Holden blinked. “I surrender,” he said. Breathing really hurt. There were bones broken. He was sure of it.
“You don’t have that option,” the guard said. Holden realized his life was now based on whether a Laconian Marine who looked like he was maybe in his early twenties had the self-control not to shoot his brainpan empty out of anger and excitement. Holden nodded.
“I understand, sir,” he said, and hoped that submission and respect would be enough to keep that one critical neuron from firing. “I am not resisting. You got me. I’m no threat.”

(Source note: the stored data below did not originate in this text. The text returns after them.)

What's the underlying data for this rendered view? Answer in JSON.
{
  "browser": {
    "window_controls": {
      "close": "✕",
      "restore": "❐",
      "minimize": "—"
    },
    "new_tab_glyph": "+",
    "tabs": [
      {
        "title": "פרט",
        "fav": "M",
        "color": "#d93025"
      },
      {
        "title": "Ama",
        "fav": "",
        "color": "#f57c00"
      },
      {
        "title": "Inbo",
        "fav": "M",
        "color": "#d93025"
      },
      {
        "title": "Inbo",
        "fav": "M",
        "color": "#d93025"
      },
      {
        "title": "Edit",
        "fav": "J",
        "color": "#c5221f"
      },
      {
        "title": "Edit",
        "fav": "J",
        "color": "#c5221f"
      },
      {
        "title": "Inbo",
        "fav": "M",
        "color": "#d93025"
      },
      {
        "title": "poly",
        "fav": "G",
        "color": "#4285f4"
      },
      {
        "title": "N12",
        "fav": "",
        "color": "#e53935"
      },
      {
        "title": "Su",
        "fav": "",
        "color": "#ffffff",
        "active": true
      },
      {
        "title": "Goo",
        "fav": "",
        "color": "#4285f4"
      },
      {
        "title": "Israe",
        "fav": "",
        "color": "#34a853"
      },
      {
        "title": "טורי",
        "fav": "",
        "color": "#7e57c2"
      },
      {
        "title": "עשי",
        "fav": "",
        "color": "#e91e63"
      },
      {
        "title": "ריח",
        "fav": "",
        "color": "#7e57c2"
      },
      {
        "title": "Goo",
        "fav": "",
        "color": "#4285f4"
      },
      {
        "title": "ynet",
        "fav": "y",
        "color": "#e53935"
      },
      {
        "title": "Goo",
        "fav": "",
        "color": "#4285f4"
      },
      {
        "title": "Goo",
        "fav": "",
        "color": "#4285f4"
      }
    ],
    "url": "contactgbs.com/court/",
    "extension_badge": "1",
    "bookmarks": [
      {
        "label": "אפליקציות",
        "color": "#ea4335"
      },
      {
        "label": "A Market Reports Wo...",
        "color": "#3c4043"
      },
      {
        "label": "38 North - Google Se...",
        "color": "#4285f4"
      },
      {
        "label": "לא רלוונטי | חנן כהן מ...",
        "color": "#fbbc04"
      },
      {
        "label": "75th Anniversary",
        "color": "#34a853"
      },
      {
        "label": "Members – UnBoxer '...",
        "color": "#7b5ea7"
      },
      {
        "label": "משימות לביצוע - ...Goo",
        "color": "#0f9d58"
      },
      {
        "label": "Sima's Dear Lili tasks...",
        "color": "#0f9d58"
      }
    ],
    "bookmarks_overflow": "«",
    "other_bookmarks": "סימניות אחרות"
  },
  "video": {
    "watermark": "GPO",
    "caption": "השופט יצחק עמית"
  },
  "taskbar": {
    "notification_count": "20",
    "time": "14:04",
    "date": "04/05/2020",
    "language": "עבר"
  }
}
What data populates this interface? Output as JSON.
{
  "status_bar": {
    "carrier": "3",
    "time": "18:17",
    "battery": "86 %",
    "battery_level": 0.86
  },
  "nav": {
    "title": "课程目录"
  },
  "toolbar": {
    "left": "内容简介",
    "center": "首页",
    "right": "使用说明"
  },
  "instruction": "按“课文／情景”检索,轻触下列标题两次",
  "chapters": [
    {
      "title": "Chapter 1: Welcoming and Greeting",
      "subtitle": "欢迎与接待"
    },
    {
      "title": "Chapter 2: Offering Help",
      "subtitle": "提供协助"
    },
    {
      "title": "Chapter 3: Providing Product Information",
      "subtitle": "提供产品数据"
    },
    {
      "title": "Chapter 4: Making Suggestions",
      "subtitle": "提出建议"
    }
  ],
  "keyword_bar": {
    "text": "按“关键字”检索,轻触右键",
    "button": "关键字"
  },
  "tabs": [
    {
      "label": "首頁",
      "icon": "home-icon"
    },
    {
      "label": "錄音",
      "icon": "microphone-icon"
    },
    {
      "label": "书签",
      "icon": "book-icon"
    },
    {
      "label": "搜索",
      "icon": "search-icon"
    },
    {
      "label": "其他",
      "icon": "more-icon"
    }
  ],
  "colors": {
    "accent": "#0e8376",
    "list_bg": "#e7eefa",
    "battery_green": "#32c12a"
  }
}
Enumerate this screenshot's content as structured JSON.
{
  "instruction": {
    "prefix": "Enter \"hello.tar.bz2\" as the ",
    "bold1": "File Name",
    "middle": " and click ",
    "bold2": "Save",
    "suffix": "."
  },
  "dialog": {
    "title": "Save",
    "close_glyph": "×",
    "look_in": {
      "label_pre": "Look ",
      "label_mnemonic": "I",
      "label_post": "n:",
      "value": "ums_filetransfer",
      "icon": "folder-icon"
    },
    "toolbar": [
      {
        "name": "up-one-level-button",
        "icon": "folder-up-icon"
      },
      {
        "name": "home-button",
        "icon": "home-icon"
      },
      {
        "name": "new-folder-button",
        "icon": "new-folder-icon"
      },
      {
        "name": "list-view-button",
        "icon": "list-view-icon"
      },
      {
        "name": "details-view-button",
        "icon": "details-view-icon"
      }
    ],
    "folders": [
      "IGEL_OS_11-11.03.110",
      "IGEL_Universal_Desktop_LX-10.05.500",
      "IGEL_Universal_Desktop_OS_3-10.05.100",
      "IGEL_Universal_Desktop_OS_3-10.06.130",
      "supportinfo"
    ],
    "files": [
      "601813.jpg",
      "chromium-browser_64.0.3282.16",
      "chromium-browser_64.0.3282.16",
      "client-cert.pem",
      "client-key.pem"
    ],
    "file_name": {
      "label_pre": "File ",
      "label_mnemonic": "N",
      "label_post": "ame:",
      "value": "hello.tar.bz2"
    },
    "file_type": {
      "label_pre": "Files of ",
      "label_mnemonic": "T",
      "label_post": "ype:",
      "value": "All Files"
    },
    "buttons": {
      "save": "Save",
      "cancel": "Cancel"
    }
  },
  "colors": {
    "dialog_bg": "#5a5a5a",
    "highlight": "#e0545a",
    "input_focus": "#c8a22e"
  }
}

“CJ,” the other Marine said.
The one with the gun snarled, pulled back a few centimeters, and hit Holden along the side of his face hard enough to split the skin. Bright red globes of blood flew in a cloud and painted the pale anti-spalling cloth of the hallway. The pain was dull first, and then bright.
“You are an ungrateful piece of shit,” the Marine—CJ, apparently—said. “If we were someplace civilized, your sad ass would be in the pens.”
“What are the pens?” Holden asked, and the guard hit him again, hard against his right ear. He had the impression that CJ enjoyed this kind of thing. Holden wasn’t frightened so much as resigned. He’d known that he’d be trading his freedom for the chance that Bobbie’s plan would work. And for the electrical tech’s life. He was past the good part of his plan now, and the bad part might last a very long time or a very short one. Either way, probably the rest of his life.
CJ hauled him out into the free air where there was nothing for Holden to grab onto. A drop of his blood smeared the Laconian’s faceplate.
“What the fuck do you have to say for yourself now, asshole?” CJ said, shaking him just enough to make his teeth rattle. Holden took a deep, painful breath.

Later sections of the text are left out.